Gli agenti intercalanti sono invece molecole che si inseriscono nel DNA tra due coppie di basi. Tale inserimento può portare a rotture del doppio filamento, ma spesso a delezioni e/o inserzioni. Si suppone che ciò sia dovuto ad un’interferenza con la DNA polimerasi che quindi salterebbe o aggiungerebbe dei nucleotidi in prossimità dell’inserimento. Tali errori, o meglio alcune delle loro conseguenze, vengono riparati con il meccanismo della ricombinazione.
Riparazione della rottura del DNA
Come detto alcune conseguenze di danno al DNA sono rotture dello stesso. Possiamo avere rotture di un solo filamento o di entrambi.
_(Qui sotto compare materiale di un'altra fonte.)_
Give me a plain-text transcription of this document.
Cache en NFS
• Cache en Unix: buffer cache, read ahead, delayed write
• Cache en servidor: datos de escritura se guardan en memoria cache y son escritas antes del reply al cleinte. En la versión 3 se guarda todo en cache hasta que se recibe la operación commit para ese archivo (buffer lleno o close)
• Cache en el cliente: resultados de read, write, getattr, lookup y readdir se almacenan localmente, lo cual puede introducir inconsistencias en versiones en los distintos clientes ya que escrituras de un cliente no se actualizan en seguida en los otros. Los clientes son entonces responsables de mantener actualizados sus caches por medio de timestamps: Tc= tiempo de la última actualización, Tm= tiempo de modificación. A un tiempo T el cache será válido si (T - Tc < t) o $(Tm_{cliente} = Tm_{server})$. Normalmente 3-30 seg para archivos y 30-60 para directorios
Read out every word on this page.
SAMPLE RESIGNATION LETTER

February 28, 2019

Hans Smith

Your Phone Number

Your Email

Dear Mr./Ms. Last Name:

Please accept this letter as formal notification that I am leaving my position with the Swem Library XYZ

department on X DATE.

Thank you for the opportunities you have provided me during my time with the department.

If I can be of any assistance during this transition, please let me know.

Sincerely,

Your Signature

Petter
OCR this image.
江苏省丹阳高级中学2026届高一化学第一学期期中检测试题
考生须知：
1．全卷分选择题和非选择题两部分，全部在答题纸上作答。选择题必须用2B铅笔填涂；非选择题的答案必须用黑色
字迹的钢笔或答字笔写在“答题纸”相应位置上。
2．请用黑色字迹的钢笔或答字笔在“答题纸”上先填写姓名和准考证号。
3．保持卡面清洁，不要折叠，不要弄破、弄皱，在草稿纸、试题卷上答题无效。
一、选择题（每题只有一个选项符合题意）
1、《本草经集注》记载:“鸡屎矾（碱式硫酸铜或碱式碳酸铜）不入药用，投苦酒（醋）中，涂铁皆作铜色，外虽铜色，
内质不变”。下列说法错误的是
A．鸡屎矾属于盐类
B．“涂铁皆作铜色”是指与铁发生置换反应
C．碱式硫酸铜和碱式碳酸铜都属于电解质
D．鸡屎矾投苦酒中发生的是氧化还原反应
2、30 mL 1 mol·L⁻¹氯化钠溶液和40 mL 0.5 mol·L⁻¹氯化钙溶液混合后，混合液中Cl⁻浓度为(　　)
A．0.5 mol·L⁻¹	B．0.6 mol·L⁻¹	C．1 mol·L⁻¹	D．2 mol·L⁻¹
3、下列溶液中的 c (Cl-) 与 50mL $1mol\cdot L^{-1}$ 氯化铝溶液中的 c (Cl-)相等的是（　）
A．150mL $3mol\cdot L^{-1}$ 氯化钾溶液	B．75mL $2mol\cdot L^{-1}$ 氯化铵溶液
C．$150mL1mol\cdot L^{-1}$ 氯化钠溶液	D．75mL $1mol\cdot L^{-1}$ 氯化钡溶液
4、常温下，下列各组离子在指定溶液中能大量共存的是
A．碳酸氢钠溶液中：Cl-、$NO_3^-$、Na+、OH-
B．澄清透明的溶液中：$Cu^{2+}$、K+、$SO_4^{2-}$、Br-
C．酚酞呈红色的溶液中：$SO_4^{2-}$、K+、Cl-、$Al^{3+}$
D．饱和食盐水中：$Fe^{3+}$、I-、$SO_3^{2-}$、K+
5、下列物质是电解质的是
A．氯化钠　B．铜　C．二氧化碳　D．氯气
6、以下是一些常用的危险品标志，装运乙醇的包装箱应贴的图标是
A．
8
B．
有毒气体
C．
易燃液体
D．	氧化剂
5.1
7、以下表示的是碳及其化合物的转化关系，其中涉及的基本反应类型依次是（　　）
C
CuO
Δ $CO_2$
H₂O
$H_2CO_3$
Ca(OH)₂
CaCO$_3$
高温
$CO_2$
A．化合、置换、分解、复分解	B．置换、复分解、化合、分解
Se la rottura avviene solo su uno dei due filamenti allora il problema è meno grave infatti si usa l’altro filamento come stampo per riparare il nuovo, abbiamo visto come sia la stessa cellula spesso a rimuovere segmenti e formare singole rotture per riparare una mutazione. Se la rottura avviene su entrambi i filamenti allora non avremo un filamento stampo e dunque sarà complesso riparare la rottura.
In questo caso si procede con due possibilità: ricombinazione omologa o un meccanismo detto NHEJ. Nel primo caso bisogna avere comunque un filamento stampo dunque può essere applicato quando la cellula ha appena duplicato il genoma così da utilizzare il filamento neo-sintetizzato come stampo.
Nel secondo caso abbiamo un ricongiungimento dei filamenti, ma in modo tale da peggiorare ulteriormente il danno. Le due estremità vengono legate da Ku70/80 che reclutano la DNA-PKcs la quale lega e recluta a sua volta Artemide: quest’ultima ha attività esonucleasica e quindi degrada le estremità dei filamenti per prepararli al ricongiungimento mediato dalla ligasi VI. Tale degradazione però rimuove basi causando perdita di materiale genetico con conseguenze variabili a seconda delle sequenze interessate.
Conclusioni
Ad oggi siamo assoggettai ad una quantità di inquinanti crescente oltre che a condizioni fisiche ambientali sempre più avverse. Tali condizioni di stress possono essere contenute da fini meccanismi di regolazione cellulare che ovviamente hanno i loro limiti, dipendentemente dal meccanismo considerato. Anche il DNA è continuamente assoggettato a mutazioni che possono manifestarsi o meno, essere artefici di speciazioni o divergenze evolutive o comunque di patologia. Possediamo quindi dei meccanismi di riparazione in grado di superare e risolvere tali danni. Può capitare che se questi sono troppo diffusi o se riguardano geni coinvolti nella riparazione del genoma tali meccanismi non siano funzionali. Mutazioni nei geni codificanti per le proteine MSH sono ad esempio associate a tumori del colon. Studiare e capire come tali meccanismi funzioni e integrarli con terapie innovative come la terapia genica è fondamentale per diagnosi e terapie sempre più mirate e riuscite.
Bibliografia
- Watson J. D., Baker T. A., Bell S. P., Gann A., Levine M., Losick R., “Biologia molecolare del gene”, cap. 10, 2015, settima edizione, Zanichelli, Bologna.
- Griffiths A. J. F., Wessler S. R., Carroll S. B., Doebley J., “Genetica principi di analisi formale”, cap. 16, 2016, settima edizione, Zanichelli Bologna.